5. The method as set forth in claim 1, wherein said active catalyst is localized at said surface by a process specific to said active catalyst.

6. The method as set forth in claim 5, wherein said process comprises adsorption or precipitation.

7. The method as set forth in claim 1, wherein said active catalyst comprises a surface-localized copper species.

8. The method as set forth in claim 1, wherein said first potential is between −0.3V and +0.3V vs. Ag/AgCl/KCl and said second potential is between 0.0V and +0.6V vs. Ag/AgCl/KCl.

9. The method as set forth in claim 1 wherein said first potential is between 0.0V and +0.6V vs. Ag/AgCl/KCl and said second potential is between −0.3V and +0.3V vs. Ag/AgCl/KCl.

10. The method as set forth in claim 1, wherein said surface further comprises a first reactant immobilized to said surface, wherein said first reactant is proximal to one of said independently addressable electrodes.

11. The method as set forth in claim 10, wherein said chemical reaction comprises covalently coupling a second reactant to said immobilized first reactant.

12. The method as set forth in claim 9, wherein said first or second reactant comprises an organic azide or an alkyne.

13. The method as set forth in claim 9, wherein said chemical reaction comprises an azide-alkyne cycloaddition to form a 1,4-disubstituted 1,2,3-triazole.

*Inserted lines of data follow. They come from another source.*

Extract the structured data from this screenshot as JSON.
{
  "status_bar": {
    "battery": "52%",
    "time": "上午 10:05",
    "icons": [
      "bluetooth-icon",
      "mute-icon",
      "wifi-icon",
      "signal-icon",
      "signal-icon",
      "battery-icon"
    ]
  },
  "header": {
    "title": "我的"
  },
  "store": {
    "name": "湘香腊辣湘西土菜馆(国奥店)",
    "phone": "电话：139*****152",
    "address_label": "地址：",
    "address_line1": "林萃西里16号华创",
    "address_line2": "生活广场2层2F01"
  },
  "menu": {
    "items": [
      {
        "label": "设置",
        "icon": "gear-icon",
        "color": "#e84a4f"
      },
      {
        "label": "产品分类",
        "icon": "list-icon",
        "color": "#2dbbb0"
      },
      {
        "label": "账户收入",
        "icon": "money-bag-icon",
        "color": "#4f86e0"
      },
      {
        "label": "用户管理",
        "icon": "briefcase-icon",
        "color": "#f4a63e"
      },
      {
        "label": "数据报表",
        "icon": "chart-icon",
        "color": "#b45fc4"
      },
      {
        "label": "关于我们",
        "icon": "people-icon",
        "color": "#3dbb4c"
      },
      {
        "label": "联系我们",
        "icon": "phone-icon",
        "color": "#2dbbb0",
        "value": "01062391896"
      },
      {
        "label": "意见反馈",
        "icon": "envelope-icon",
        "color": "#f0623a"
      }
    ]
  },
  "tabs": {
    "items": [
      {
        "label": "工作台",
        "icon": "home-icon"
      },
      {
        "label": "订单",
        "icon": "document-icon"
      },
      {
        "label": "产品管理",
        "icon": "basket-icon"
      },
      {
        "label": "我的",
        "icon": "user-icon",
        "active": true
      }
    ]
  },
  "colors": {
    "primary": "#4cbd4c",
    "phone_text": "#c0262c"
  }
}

14. The method as set forth in claim 10, wherein said second reactant is in solution.

15. The method as set forth in claim 14, wherein said solution comprises water, a polar organic solvent or a mixture of water and a polar organic solvent.

16. The method a set forth in claim 15, wherein said polar organic solvent is dimethylsulfoxide or butanol.

17. The method as set forth in claim 1, wherein said substrate has between 2 and 1000 of said independently addressable electrodes at its surface.

18. The method as set forth in claim 1, wherein said substrate comprises gold, silicon, glass, indium-tin oxide, carbon, titanium, silver, platinum, palladium, or plastic.